Nonetheless, the fires have slowed over the past couple of weeks.

"We can't say that was because of the arrests," said Capt. Kenison Tejada, Fire Department spokesman. "We'd like to say that, but there are just too many factors. For one thing, it has been a little wetter out there."

The break has been appreciated by a department strapped for resources.

The Nanakuli fire alone cost the Fire Department nearly $10,000 in overtime, Tejada said. A fire near Hawaiian Waters Adventure Park caused $10,000 in damage by burning a department truck. The costs continue to mount as the number of fires increase.

"Already," Tejada said, "we've surpassed the number we had in all of last year, and we've moved ahead of the pace set in 2003, when we had 982 fires in the year."


'PRISON? OH, YEAH'

Brushfires are not only a Leeward Coast problem. Authorities are asking for the public's help in connection with a series of brushfires on the North Shore. Capllonch issued a CrimeStoppers appeal yesterday to help find suspects in 12 brushfires from Wahiawa to Sunset Beach from June 24 to July 20.
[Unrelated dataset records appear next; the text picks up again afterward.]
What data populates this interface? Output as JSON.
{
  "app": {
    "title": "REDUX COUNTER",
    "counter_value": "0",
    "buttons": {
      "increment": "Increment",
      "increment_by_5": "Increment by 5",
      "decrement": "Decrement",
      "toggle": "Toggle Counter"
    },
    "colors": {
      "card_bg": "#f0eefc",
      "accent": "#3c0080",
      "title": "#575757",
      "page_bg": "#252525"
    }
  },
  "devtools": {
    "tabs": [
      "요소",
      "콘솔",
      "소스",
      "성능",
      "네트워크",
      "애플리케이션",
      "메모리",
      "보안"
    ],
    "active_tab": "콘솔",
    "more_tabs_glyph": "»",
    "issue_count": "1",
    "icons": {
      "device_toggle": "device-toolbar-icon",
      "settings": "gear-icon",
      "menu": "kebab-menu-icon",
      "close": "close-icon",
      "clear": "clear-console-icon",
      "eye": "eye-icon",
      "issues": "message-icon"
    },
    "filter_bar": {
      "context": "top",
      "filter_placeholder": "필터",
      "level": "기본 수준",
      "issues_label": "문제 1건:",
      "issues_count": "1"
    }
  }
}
Teruya said she hopes that as the fire starters are caught, they are punished harshly.

"Prison?" she said. "Oh, yeah. This should be a felony."
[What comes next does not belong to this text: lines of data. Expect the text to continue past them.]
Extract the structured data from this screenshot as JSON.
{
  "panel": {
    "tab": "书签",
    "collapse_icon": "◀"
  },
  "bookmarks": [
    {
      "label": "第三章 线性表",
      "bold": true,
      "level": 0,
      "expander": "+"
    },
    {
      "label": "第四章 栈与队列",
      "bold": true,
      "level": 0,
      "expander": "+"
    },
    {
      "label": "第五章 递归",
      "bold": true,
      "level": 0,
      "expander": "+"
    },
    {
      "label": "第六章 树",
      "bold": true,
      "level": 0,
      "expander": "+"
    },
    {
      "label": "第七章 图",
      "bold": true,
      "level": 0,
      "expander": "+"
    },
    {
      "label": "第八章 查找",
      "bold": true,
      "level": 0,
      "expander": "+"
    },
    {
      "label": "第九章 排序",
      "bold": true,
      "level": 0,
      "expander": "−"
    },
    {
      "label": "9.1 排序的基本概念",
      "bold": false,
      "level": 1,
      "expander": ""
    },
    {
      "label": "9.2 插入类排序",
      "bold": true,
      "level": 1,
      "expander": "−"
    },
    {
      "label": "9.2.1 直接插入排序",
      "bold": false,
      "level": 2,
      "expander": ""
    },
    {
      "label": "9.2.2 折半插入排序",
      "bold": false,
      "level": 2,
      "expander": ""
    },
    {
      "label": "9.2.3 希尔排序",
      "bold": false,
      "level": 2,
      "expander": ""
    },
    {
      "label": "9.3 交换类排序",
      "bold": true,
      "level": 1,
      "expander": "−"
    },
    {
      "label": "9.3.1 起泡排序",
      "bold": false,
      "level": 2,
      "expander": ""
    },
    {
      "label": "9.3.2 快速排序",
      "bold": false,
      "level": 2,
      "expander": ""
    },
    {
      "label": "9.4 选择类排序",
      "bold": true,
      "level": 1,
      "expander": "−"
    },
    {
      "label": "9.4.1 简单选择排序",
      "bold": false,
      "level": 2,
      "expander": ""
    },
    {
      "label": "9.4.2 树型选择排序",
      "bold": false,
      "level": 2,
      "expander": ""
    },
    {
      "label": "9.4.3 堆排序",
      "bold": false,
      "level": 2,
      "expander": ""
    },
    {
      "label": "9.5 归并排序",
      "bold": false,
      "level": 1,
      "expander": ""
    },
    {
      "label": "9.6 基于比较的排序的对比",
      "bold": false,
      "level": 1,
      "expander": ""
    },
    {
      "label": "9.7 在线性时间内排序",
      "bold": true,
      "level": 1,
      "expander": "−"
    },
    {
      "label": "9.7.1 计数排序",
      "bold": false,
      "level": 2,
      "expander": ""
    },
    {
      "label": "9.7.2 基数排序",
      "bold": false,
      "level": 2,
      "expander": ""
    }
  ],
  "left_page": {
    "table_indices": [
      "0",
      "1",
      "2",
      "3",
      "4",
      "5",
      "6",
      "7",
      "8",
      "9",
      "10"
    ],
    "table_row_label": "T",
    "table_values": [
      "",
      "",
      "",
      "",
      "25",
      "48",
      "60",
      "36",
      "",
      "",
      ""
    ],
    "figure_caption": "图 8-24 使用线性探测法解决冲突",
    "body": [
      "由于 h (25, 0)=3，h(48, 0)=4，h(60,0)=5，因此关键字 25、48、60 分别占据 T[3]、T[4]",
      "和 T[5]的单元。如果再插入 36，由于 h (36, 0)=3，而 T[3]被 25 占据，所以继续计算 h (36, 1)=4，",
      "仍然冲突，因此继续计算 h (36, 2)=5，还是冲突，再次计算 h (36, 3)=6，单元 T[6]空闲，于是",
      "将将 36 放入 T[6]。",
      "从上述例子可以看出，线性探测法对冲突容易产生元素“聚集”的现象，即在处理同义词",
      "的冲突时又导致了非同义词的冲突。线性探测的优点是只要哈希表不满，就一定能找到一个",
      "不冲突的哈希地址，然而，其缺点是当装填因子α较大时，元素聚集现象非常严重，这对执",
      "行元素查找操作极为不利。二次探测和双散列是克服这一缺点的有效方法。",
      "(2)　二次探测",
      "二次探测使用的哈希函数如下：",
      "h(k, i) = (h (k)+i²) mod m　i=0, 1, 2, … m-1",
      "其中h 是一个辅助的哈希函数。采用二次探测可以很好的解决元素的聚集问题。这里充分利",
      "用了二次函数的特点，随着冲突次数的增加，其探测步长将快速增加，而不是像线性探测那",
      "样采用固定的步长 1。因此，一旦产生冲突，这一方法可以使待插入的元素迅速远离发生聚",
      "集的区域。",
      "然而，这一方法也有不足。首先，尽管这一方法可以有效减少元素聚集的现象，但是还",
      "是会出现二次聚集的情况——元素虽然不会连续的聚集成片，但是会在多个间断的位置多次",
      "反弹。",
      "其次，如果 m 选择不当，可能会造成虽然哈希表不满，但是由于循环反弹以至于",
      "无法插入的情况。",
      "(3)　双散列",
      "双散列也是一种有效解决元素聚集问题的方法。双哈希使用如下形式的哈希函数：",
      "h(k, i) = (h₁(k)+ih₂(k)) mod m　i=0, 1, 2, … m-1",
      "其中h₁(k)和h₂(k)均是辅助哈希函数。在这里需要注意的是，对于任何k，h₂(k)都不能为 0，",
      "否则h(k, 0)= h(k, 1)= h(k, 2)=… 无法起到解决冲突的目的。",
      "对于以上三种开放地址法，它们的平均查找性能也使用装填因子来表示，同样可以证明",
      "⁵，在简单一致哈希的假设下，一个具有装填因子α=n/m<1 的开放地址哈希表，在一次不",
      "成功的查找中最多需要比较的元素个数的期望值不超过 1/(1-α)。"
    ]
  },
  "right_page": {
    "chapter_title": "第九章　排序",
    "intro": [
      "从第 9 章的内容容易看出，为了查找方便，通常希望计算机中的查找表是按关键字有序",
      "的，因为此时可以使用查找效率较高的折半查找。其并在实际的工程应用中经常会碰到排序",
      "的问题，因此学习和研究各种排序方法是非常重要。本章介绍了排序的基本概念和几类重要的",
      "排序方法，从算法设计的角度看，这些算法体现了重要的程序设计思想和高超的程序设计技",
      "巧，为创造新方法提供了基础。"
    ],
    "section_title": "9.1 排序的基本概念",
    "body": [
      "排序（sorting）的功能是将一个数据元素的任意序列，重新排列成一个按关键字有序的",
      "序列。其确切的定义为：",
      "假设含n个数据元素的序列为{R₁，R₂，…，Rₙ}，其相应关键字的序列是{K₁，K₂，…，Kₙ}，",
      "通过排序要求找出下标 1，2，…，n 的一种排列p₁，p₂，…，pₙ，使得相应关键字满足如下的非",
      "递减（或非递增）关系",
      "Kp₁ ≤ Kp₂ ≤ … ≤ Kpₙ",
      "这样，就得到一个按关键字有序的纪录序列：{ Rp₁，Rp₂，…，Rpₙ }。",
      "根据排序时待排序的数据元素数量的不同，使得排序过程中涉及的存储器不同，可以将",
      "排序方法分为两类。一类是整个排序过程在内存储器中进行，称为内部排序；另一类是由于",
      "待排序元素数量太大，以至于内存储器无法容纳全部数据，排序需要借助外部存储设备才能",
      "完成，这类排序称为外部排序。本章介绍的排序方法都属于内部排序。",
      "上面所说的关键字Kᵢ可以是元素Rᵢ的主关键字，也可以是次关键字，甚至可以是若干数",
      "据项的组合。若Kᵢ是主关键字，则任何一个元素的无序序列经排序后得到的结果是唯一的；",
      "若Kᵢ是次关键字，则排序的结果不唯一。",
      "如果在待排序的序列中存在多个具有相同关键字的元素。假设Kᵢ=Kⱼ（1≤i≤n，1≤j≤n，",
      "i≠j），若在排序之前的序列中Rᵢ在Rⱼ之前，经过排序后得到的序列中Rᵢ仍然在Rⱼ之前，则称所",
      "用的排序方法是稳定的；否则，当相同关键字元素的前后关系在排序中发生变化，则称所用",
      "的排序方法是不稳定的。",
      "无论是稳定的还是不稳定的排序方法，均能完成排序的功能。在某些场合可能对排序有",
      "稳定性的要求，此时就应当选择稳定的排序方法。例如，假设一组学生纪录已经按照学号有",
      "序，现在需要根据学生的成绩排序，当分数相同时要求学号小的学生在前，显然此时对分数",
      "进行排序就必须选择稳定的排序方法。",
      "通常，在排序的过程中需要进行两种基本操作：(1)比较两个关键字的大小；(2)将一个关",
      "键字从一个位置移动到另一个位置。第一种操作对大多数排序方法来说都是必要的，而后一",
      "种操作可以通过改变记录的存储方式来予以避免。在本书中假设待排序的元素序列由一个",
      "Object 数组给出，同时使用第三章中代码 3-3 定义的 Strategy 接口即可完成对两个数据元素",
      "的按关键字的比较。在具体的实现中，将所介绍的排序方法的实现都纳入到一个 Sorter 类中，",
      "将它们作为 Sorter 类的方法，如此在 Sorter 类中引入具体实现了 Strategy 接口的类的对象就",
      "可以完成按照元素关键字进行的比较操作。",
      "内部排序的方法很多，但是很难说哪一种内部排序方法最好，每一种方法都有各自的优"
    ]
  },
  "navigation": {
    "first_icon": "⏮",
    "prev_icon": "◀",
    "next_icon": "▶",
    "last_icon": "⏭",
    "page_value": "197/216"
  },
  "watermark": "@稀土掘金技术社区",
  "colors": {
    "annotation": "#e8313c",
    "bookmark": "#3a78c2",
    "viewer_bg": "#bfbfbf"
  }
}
"Or," said Albert H. Silva, vice chairman of the Wai'anae Coast Neighborhood Board, "a different kind of punishment. Make them do conservation work so they'll have a feel for the losses and a better understanding of our environment."

The 76-year-old Kea'au man grazes cattle, and he said he hopes people will consider using cattle in open areas as a means of clearing brush.

"One year the fire went right up to where my cattle graze," he said, "right up to the fence line. But it didn't cross over."

It did, he said, burn down his fence posts. He replaced them with metal pipe.


BANNING FIREWORKS

Wai'anae resident and former Secret Service agent Frank Slocum, who also is a member of the neighborhood board, said he hopes that a way will be found to control the fires but wasn't hopeful about the judicial process.

"Arrested and released — it's all a joke," he said. "Released pending investigation and that's usually the end of it. Our only hope is that juvenile court takes this seriously, and we'll probably never know that because they are juveniles. The names can't be released in the newspapers. People'd be screaming privacy, privacy, privacy — wouldn't they?"

Banning fireworks, which are linked to a number of brushfires every year, might be a good start toward decreasing the blazes and lessening the load on police and firefighters, he suggested.

The City Council is considering a resolution that would ask the state Legislature for the authority to more stringently regulate fireworks.

Slocum said he thought Wai'anae Coast firefighters deserved a few kudos.

"We are very fortunate to have a very good fire crew out here," he said. "Whether they are helping someone out of the ocean or fighting a fire or getting a cat out of a tree, they are really pretty good."